Recently I attended a conscious language workshop that I liked quite a lot. In it, participants were encouraged to make slight updates to their habits of speech, considering things like how it shifts us to use the word “choose” instead of “want.” Like, instead of “I want to get a new job,” “I choose to get a new job” or even “I choose to take actions in service of finding a new job.” When I try this on I experience a felt-sense of increased power. I’m not in a state of longing, I’m in a state of choiceful pursuit of my goals. I liked this workshop enough that I looked up the creator of the practice, and watched a few of his videos, some of which were quite long-form workshops. In viewing these, I encountered my own resistance, which I like to trust. Among my own principles for seeking teachers is an energetic discernment. I ask myself—would I like to be more like this person? Does this person seem content? Does this person seem to be connected to purpose, and of use in the world? If all of those criteria are met, then I am quite interested in learning the methods that got them to that place. When I was with the energetics of this community, especially as I witnessed group calls between people who’d spent extended time in these trainings, instead what I was present to was something that seemed like fear. The avoidance of “the C word” (cancer) and strong, forceful, endorsements of shared mantras, seemed to me more like habits of paranoia than habits of optimism. To assiduously avoid something seems to me to just place it in the realm that Jung would call “the Shadow.” When someone tells you not to think of an elephant, generally it’s all you can think about.

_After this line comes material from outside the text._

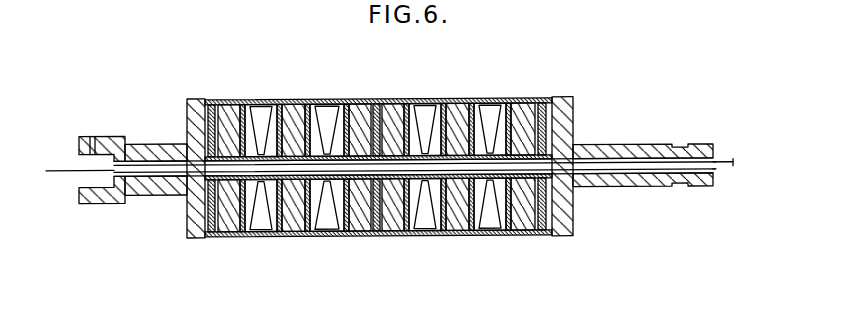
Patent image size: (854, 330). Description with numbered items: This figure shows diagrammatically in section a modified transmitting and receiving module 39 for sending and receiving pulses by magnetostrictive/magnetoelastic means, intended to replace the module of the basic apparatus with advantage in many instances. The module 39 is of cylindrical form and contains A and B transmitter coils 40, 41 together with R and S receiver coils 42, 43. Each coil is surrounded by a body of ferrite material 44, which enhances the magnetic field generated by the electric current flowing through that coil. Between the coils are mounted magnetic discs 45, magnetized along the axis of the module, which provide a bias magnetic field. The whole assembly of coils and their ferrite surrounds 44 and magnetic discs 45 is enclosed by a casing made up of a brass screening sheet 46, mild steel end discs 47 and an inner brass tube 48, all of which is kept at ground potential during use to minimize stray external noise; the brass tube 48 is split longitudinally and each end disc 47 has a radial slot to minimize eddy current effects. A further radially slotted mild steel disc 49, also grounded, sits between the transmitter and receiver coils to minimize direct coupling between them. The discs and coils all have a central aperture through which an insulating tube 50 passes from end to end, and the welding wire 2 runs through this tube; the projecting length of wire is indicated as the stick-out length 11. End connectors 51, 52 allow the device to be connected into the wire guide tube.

I’ve preferred practices that are more like linguistic catharsis. Carolyn Elliott has an excellent ritual of writing out fear inventories, confessing them aloud to a trusted friend, and then burning them. I’m quite sure she adopted this from Step 4 of the 12 Step Programs, but the innovation of including ritualistic burning really adds a quite useful element to the practice—embodying it and ritualizing it in a way that seems to induce quite a lot of rapid change. In phases of my life when I did daily fear inventories I was freed from quite a lot of fears, many of which never returned.
But that’s not an avoidance practice—it’s an embracing practice. It’s turning into the couldron of pain and sorrow, acknowledging it, the worst of it, deeper and deeper, and then not staying alone with it—saying it aloud, letting it be witnessed. Only then does it burn up and go away.
That’s how I think it works, really. That’s what I think therapy is. We don’t re-author our lives by avoiding what pains us, we re-author our lives by first acknowledging the worst of our habituated stories, our persistent fears, and then letting something alchemical happen that transforms that energy into something of use. Like pain into purpose—forged by fire—into your own superhero story.